Start by heating the coals and make a layer of hot coals in the pit. You’ll need a lot of hot coals for this because you want your pot to be very hot to sear the beef. Reserve about 20-25 hot coals on the side for the top of the dutch oven later.
Cook the ground beef until browned, breaking up the meat with a spatula. Add the bell peppers, onions and garlic and cook until the vegetables are softened. Then, add the chili powder, chipotle powder, cumin, oregano, diced tomatoes, and tomato paste. The chipotle powder is spicy so if you don’t like heat, omit the chipotle powder.
Add the can of beer (or water) and beans and cook for another 10-15 minutes until the chili starts to simmer again. Season the chili with salt and black pepper to taste.
While the chili is simmering, make the cornbread in a bowl according to the package instructions. I used two packages of Jiffy cornbread mix here but you could use one. Even though it may not look like a lot of cornbread, the cornbread expands a lot so a little goes a long way. I wanted to have a thick layer of cornbread so I made more, but you could use less. Ladle the cornbread batter over the chili.
Close the lid and place about 20 hot coals on top of the lid.
After about 10 minutes check on to see if the cornbread is done by sticking a skewer through the batter. If it comes out clean, the chili is ready.
Remove the pot from the hot coals and serve by scooping a large spoonful of cornbread and chili into a bowl.
This recipe will serve enough for 8 to 10 very hungry campers!
CAMP CHILI & CORNBREAD
- 3 pounds of ground beef
- 1 large onion, diced
- 1 green bell pepper, diced
- 8 cloves of garlic, minced
- 1/2 teaspoon of dried oregano
- 1 28-oz can of diced tomatoes
- 1 6-oz tomato paste
- 1 16-oz can of kidney beans or black beans
- 5 tablespoons of chili powder
- 2 tablespoons of ground chipotle powder
- 1 tablespoon of ground cumin
- 1 can of beer (or water)
- 2 8.5-oz boxes of Jiffy cornbread (or any other corn bread mix you like)
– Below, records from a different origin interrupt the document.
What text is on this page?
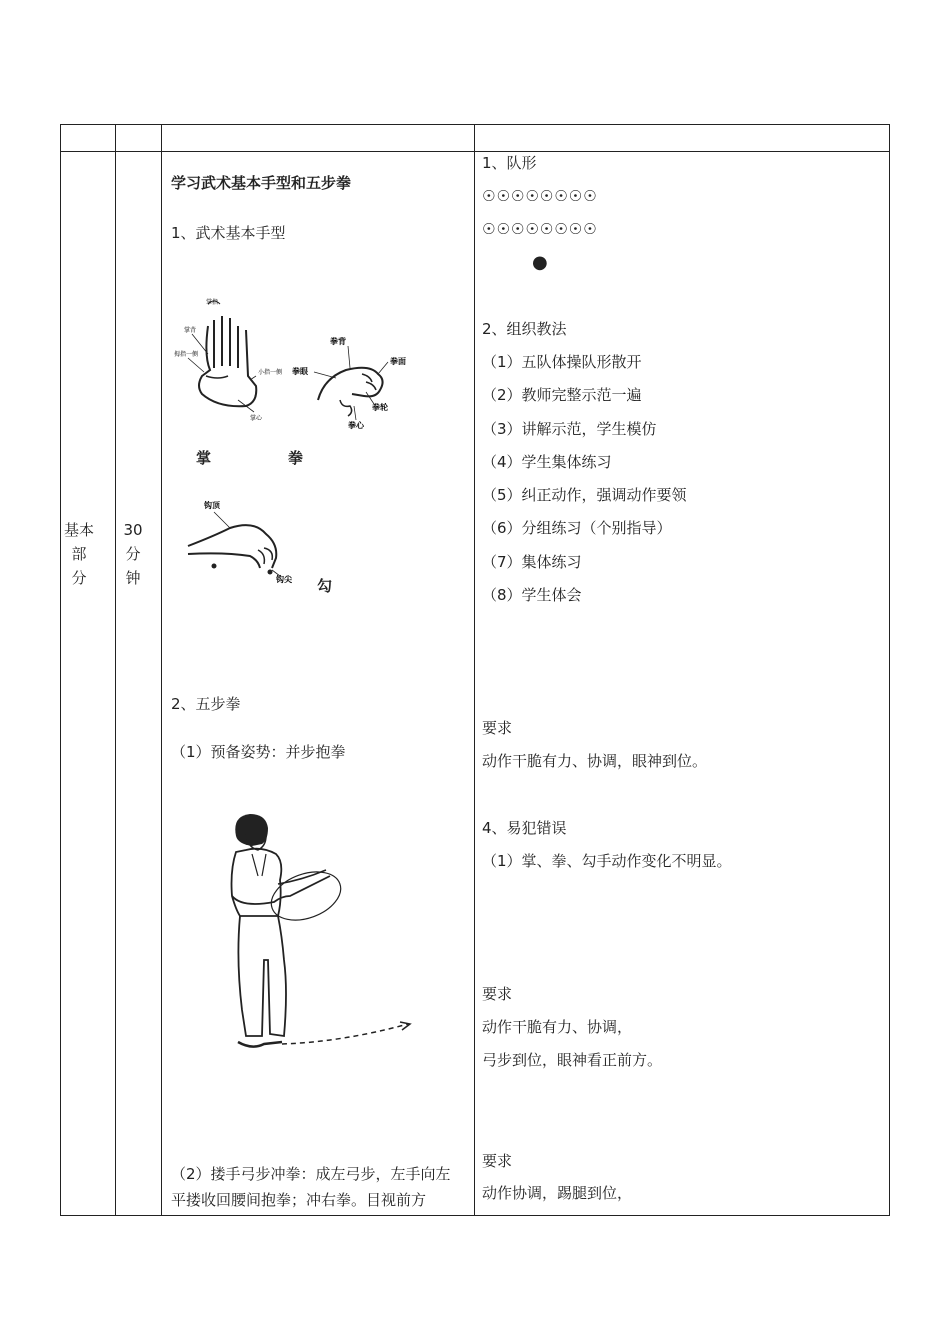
基本
部
分
30
分
钟
学习武术基本手型和五步拳
1、武术基本手型
掌指
掌背
拇指一侧
小指一侧
掌心
掌
拳背
拳眼
拳面
拳轮
拳心
拳
钩顶
钩尖 勾
2、五步拳
（1）预备姿势：并步抱拳
（2）搂手弓步冲拳：成左弓步，左手向左
平搂收回腰间抱拳；冲右拳。目视前方
1、队形
☉☉☉☉☉☉☉☉
☉☉☉☉☉☉☉☉
●
2、组织教法
（1）五队体操队形散开
（2）教师完整示范一遍
（3）讲解示范，学生模仿
（4）学生集体练习
（5）纠正动作，强调动作要领
（6）分组练习（个别指导）
（7）集体练习
（8）学生体会
要求
动作干脆有力、协调，眼神到位。
4、易犯错误
（1）掌、拳、勾手动作变化不明显。
要求
动作干脆有力、协调，
弓步到位，眼神看正前方。
要求
动作协调，踢腿到位，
- (eggs and milk for the Jiffy cornbread mix)
- Salt and black pepper
- Make a layer of hot coals on the ground.
- Place the dutch oven over the coals and allow the dutch oven to get hot.
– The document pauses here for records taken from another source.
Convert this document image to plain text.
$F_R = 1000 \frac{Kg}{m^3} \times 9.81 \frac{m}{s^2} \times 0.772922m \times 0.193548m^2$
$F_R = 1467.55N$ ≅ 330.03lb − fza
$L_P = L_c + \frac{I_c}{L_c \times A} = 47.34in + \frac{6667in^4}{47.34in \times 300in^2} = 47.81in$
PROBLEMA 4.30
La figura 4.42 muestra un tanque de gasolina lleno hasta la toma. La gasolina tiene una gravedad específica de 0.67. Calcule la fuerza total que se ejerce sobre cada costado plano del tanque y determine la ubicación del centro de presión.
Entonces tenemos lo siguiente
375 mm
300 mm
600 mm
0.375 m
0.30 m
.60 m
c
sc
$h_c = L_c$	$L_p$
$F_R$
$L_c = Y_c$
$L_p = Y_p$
- Cook the ground beef until it starts to brown, breaking up the meat with a spatula.
- Add the onions, garlic, and bell pepper and continue to cook until the vegetables are softened
- Add the chili powder, chipotle powder, cumin, diced tomatoes, and tomato paste.
- Add the can of beer and beans and cook for another 10-15 minutes.
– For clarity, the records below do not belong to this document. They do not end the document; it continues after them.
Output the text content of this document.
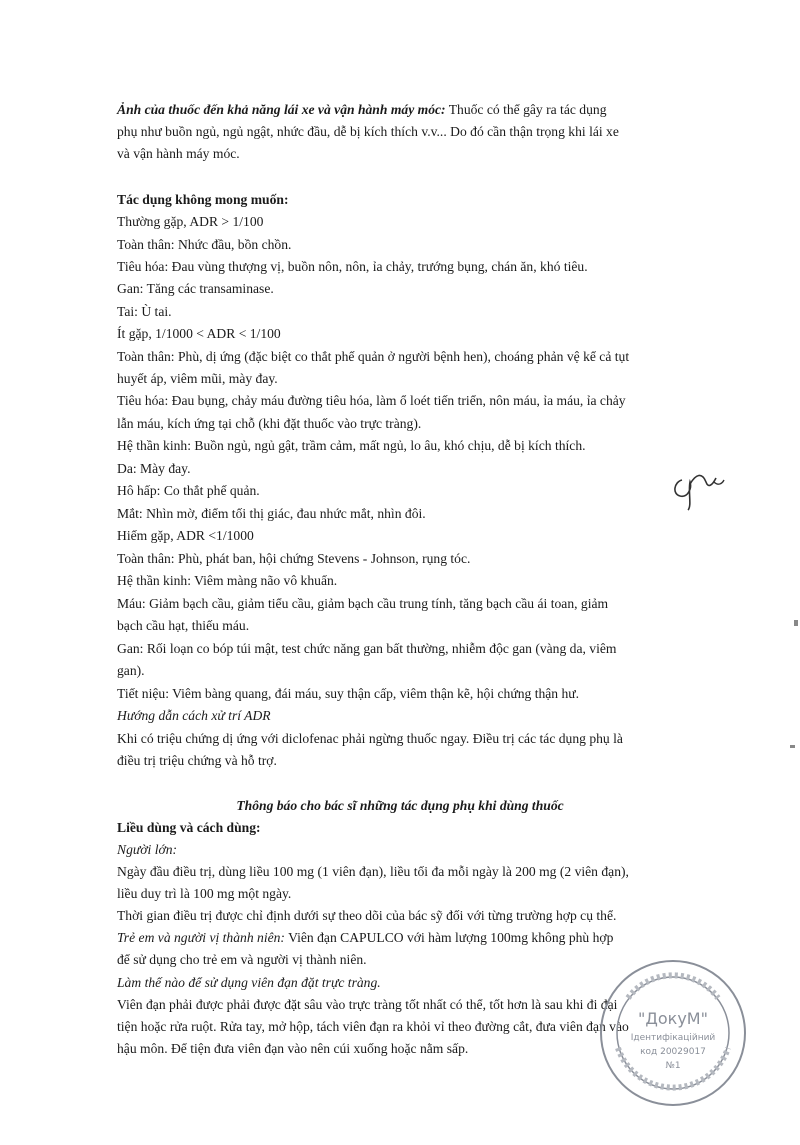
Ảnh của thuốc đến khả năng lái xe và vận hành máy móc: Thuốc có thể gây ra tác dụng
phụ như buồn ngủ, ngủ ngật, nhức đầu, dễ bị kích thích v.v... Do đó cần thận trọng khi lái xe
và vận hành máy móc.
Tác dụng không mong muốn:
Thường gặp, ADR > 1/100
Toàn thân: Nhức đầu, bồn chồn.
Tiêu hóa: Đau vùng thượng vị, buồn nôn, nôn, ỉa chảy, trướng bụng, chán ăn, khó tiêu.
Gan: Tăng các transaminase.
Tai: Ù tai.
Ít gặp, 1/1000 < ADR < 1/100
Toàn thân: Phù, dị ứng (đặc biệt co thắt phế quản ở người bệnh hen), choáng phản vệ kể cả tụt
huyết áp, viêm mũi, mày đay.
Tiêu hóa: Đau bụng, chảy máu đường tiêu hóa, làm ổ loét tiến triển, nôn máu, ỉa máu, ỉa chảy
lẫn máu, kích ứng tại chỗ (khi đặt thuốc vào trực tràng).
Hệ thần kinh: Buồn ngủ, ngủ gật, trầm cảm, mất ngủ, lo âu, khó chịu, dễ bị kích thích.
Da: Mày đay.
Hô hấp: Co thắt phế quản.
Mắt: Nhìn mờ, điểm tối thị giác, đau nhức mắt, nhìn đôi.
Hiếm gặp, ADR <1/1000
Toàn thân: Phù, phát ban, hội chứng Stevens - Johnson, rụng tóc.
Hệ thần kinh: Viêm màng não vô khuẩn.
Máu: Giảm bạch cầu, giảm tiểu cầu, giảm bạch cầu trung tính, tăng bạch cầu ái toan, giảm
bạch cầu hạt, thiếu máu.
Gan: Rối loạn co bóp túi mật, test chức năng gan bất thường, nhiễm độc gan (vàng da, viêm
gan).
Tiết niệu: Viêm bàng quang, đái máu, suy thận cấp, viêm thận kẽ, hội chứng thận hư.
Hướng dẫn cách xử trí ADR
Khi có triệu chứng dị ứng với diclofenac phải ngừng thuốc ngay. Điều trị các tác dụng phụ là
điều trị triệu chứng và hỗ trợ.
Thông báo cho bác sĩ những tác dụng phụ khi dùng thuốc
Liều dùng và cách dùng:
Người lớn:
Ngày đầu điều trị, dùng liều 100 mg (1 viên đạn), liều tối đa mỗi ngày là 200 mg (2 viên đạn),
liều duy trì là 100 mg một ngày.
Thời gian điều trị được chỉ định dưới sự theo dõi của bác sỹ đối với từng trường hợp cụ thể.
Trẻ em và người vị thành niên: Viên đạn CAPULCO với hàm lượng 100mg không phù hợp
để sử dụng cho trẻ em và người vị thành niên.
Làm thế nào để sử dụng viên đạn đặt trực tràng.
Viên đạn phải được phải được đặt sâu vào trực tràng tốt nhất có thể, tốt hơn là sau khi đi đại
tiện hoặc rửa ruột. Rửa tay, mở hộp, tách viên đạn ra khỏi vỉ theo đường cắt, đưa viên đạn vào
hậu môn. Để tiện đưa viên đạn vào nên cúi xuống hoặc nằm sấp.
"ДокуМ"
Ідентифікаційний
код 20029017
№1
- Season with salt and pepper to taste.
- Make the cornbread mix in a bowl and pour over the top of the chili.
- Place the lid on top of the dutch oven and place about 20 hot coals over the top of the lid.
- Cook for about 10 minutes and check to see if the cornbread is done cooking by lifting the lid and poking a skewer through the cornbread. If it comes out clean the chili is done.